I had the opportunity to attend the second Installation Summit in Orlando, Fla., August 16, at the Rosen Shingle Creek. This event was again sponsored by the World Floor Covering Association (WFCA), in the same hotel where they also hosted the annual International Certified Floorcovering Installers Association (CFI) convention.
Last year’s Summit featured more than 50 individuals from all parts of the flooring/tile industry—that group discussed the need for qualified installers and getting the younger generation into the trades. What the group came away with was the forming of a committee to look at possible solutions. However, instead of any committee updates, at this year’s Summit a panel of successful business owners explained to attendees how they hire and retain installers and get the younger generation interested.
The majority of panelists ran large workrooms, with some having both subcontractors and employees. (None of the panelists really touched on the residential side of the industry.) What were some of the steps these panelists take to hire and retain installers? Dan Welch, president of Welch Tile & Marble in Michigan, said they place value in their people. Investing in people, and creating a culture where young people feel inspired to work and are a valuable part of the team, is what attracts a workforce for his company.
Dave Garden, the owner of Installation Services LLC, another panelist, is looking at setting up a program in his area for at-risk kids to give them a future in the flooring industry. Did the speakers address the shortage of qualified installers and young folks on a national level? No, but I guess one way to look at it is if you’re looking for qualified installers and young folks, you need to start thinking outside the box and figuring out your own way to hire, retain and train to keep your business successful.
Associations are doing what they can to recruit and train for the industry they represent, but they all have limited budgets. As an industry, we all need to look at what we have to offer anyone new coming into the trade. Do we offer a future like the plumbing, electrical or carpentry trades? Benefits such as medical and retirement?
Not often. Instead, we tell the younger generation they will work hard, not be given any medical or retirement benefits, and only be taught on a need-to-know basis so they won’t become our competition after a few months of working for us. Sure, it’s nice to just hire subcontractors and tell them what you will pay them and pocket the money you saved by not having an employee, but what has this attitude done to the industry? Honestly, it’s created a shortage of installers, because many outside of the industry don’t see a future here.
So, can anything be done on a national level to fix this? Sure, if the entire industry can show there is a future in the flooring trades—and that means well beyond just the few standout workrooms and retailers who already understand the need to take care of and value their people. For those of you struggling to hire and retain installers, maybe you need to look within to see what changes you need to make, rather than expecting the industry to find the answers for you.
Are you the type of business owner who is always trying to find an installer at the cheapest price so you can put more profit in your pocket? Do the majority of your subcontractors drive reliable vehicles that you would want representing your company, or do they drip oil, look beat up and constantly break down when you need them on your job?

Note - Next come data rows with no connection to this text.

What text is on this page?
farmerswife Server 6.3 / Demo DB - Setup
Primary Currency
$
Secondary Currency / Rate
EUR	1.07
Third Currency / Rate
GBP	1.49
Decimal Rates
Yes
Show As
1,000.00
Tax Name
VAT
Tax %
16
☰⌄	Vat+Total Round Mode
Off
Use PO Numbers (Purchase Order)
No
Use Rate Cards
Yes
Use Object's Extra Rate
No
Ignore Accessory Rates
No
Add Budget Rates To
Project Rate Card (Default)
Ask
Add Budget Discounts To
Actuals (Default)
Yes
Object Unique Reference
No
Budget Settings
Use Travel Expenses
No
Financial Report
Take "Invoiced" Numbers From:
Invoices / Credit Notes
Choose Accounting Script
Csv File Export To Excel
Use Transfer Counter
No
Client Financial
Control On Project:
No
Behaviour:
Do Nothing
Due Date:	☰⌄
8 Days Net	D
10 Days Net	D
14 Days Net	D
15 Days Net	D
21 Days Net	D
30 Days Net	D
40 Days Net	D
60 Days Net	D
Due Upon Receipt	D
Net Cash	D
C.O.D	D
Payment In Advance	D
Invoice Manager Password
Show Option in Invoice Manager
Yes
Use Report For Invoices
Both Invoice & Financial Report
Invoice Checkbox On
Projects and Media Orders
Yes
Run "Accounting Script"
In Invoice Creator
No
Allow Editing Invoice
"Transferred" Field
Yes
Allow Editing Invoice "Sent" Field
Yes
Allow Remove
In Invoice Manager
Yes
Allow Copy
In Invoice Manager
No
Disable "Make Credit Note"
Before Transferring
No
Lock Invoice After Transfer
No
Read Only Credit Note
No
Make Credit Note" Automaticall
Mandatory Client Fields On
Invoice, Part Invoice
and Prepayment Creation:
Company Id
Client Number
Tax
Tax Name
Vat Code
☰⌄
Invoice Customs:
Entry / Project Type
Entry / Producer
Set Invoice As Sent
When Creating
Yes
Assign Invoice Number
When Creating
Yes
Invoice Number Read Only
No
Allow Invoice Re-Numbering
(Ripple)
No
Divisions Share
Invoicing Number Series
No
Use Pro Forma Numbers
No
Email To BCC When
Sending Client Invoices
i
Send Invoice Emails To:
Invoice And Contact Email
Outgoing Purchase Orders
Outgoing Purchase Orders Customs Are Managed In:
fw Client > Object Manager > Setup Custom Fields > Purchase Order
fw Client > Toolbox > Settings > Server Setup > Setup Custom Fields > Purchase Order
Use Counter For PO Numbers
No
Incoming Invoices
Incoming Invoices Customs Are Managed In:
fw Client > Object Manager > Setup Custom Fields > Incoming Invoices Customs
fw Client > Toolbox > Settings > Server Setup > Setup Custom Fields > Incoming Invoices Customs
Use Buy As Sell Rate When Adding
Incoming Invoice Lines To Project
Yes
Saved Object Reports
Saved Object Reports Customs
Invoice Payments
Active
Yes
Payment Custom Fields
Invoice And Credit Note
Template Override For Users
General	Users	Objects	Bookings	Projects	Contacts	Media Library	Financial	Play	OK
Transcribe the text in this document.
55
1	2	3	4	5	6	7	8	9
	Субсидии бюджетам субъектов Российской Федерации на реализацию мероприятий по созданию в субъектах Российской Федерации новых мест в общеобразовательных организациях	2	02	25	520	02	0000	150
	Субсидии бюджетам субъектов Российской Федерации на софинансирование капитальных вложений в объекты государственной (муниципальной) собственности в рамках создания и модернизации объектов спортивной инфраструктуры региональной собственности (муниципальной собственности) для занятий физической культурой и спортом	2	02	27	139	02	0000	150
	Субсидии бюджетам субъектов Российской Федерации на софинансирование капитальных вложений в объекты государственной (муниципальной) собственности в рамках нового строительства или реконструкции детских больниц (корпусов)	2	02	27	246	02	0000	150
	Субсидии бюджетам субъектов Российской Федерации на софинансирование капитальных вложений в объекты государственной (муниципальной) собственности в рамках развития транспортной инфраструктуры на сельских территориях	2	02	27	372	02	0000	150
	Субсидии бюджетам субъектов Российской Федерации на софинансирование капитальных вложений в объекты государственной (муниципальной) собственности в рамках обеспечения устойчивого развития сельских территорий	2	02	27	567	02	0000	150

Maybe some of these installers struggle running a business but have great hand skills. How about offering those individuals employment with benefits and a vehicle that that has your company name on it? This solution isn’t for everyone. Will it add costs to your bottom line? You bet. But if you don’t see things getting any better, it’s time to change. Down the road, it may make you more money to invest in that person for the long-term.
I’ve never understood how a retailer who hires subcontractors can dictate pricing but doesn’t know the supplies cost for that subcontractor. Does this contractor only install with premium materials? Do they have a shop with overhead? Do they run a business honestly by paying taxes, licenses and paying their people what they are worth? If so, they can’t compete with those that work out of just a truck and purchase the most inexpensive supplies with very little overhead.
If the contractor knows their costs and runs a good business, you usually don’t see them working for too many retailers—they know what they have to charge to keep their business running, and most retailers will refuse to meet that price. Retailers that do understand the value of a professional installation will figure it may cost more up front, but they can usually count on return business from the consumer who had their floor installed by a qualified professional.
Associations are doing their part, and now it’s time for the industry to do what’s right both for the current generation of installers and anyone that may have a future in the flooring trades. Are you a member of one of the flooring associations? If not, are you part of the industry or part of the problem? Do we all just keep going down this same road hitting the same potholes? Or are we going to change lanes and go down a different path that will benefit our industry and provide a healthy future for flooring?
A note on the CFI convention
Attending the CFI convention this year, I was impressed with the amount of first-time and young attendees. It was great to see their enthusiasm and attentiveness at the seminars. Some installers there had just gone through a CFI five-week carpet training course then attended convention. All the first-time attendees walked away with tools and sundries to help them on their road to success in the carpet trade.
The associate members who exhibited and shared their knowledge about their products also help create a great show, and the support they contribute for the giveaway events is always much appreciated by the installers. With CFI being a smaller convention, installers and representatives can take more time one on one to discuss products.
Conventions are a time where one can learn new things. It’s where old friendships are maintained—and new friendships start. If you haven’t been to one of the many conventions the flooring trade has to offer, you’re missing out on a ton of opportunities to better yourself and your business.